I don’t know anything about Nix or Hetzner’s hypervisor. Can you reproduce it without one of those abstractions?
tcurdt
(Torsten Curdt)
October 6, 2025, 10:53pm
9
CPU ramps up slowly after the restart.
If this was cause by the traffic directly I would expect it to be much quicker.
I suspect all the k3s abstractions not dealing to well with longer websockets connections - but I somehow need a way to confirm this.

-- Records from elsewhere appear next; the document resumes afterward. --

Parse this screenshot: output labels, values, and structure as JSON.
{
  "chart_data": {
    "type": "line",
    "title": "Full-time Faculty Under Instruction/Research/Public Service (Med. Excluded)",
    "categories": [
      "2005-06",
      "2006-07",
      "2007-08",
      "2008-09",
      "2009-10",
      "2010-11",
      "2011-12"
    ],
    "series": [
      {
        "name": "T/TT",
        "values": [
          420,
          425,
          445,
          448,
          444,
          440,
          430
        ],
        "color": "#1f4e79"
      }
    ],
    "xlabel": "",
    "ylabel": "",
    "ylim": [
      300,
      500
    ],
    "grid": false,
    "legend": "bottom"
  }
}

Can I see connections stats in the caddy metrics somehow? I didn’t really find much in that direction.
curl -s http://$CADDY:2019/metrics | grep conn
This really wants me to move caddy closer to the metal. Still pondering how to do the share the acme certs in a good way though. All I found seems to require xcaddy (consul, redis, other dbs)
matt
(Matt Holt)
October 7, 2025, 8:44pm
10
There’s Prometheus metrics you can enable: Monitoring Caddy with Prometheus metrics — Caddy Documentation
Just embrace xcaddy (or our download page) and use plugins when you need to
system
(system)
Closed
November 6, 2025, 8:45pm
11
This topic was automatically closed 30 days after the last reply. New replies are no longer allowed.